Pour le fondateur, la réponse tient au fait que la société n'a « pas le statut de la profession d'avocat ». De la même façon que les équivalents américains n'affichent pas l'identité de leurs équipes, Jérémie Eskenazi revendique le droit de faire pareil. Et il n'a pas l'intention d'adopter ce statut, car « une fois que les contrats sont créés par les juristes et les avocats, qui peuvent être plusieurs par document, ils ne touchent plus à rien, et ce sont les algorithmes qui prennent le relai.

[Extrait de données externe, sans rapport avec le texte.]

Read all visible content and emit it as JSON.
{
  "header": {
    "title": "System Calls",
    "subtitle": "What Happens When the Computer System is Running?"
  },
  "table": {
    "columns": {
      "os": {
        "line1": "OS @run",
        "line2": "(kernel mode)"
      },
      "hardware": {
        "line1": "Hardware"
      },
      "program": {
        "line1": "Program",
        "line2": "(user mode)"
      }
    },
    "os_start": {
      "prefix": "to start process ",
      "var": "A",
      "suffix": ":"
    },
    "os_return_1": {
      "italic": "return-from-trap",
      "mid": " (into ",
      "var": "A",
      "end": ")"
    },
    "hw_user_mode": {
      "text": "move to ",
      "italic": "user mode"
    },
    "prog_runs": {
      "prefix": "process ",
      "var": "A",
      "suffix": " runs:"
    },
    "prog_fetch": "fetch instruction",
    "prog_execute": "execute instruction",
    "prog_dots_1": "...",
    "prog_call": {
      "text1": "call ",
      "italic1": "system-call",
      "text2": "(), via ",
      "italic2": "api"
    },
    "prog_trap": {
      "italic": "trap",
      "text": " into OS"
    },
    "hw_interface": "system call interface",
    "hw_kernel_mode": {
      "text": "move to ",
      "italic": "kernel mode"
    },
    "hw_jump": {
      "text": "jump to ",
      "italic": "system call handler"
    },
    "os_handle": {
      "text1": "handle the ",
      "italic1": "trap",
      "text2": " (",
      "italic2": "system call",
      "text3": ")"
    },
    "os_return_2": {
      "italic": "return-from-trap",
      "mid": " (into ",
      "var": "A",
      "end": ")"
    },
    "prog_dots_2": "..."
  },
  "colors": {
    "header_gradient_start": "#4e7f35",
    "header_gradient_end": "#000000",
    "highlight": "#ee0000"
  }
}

Cela n'aurait pas de sens de prendre le statut d'avocat ».Parmi ses clients (répartis à part égale entre particuliers et entreprises), certains ont réclamé du conseil juridique. « Nous nous retenons d'en faire, mais nous n'en avons pas le droit », résume le PDG. « Aux Etats-Unis, ils en proposent en option, mais peu y ont recourt. Et puis ça n'est pas très rentable », ajoute-t-il, ne fermant pas la porte à des évolutions, compte tenu de « la libéralisation en cours de la réglementation ».
Une pierre de plus à l'automatisation du droit
En attendant, les juristes et avocats s'échinent à nourrir la base de données de contrats, « sans multiplier les domaines et les sous-domaines » pour éviter de ressembler aux portails existants de modèles de lettres. La difficulté de l'exercice, et ce serait particulièrement vrai pour les avocats expérimentés, serait de partir d'un modèle de contrat généraliste, donc ouvert, et d'envisager tous les cas de figure avec le questionnaire. Selon le dirigeant, cette démarche intellectuelle « va à contre-sens de la spécialisation que requiert leur métier ».Pour relever ce défi, Document-juridique.com envisage de recruter pour étoffer son équipe de « juristes programmeurs ». La start-up, déjà approchée par des business angels, recherche des professionnels du droit « capables de visualiser toutes les arborescences d'un cas pour concevoir les documents les plus complets ».
A l'instar de Demander-justice.com et son logiciel en ligne pour engager une procédure devant les tribunaux sans avocat, Document-juridique.com contribue à cette tendance de fond qu'est l'automatisation du droit.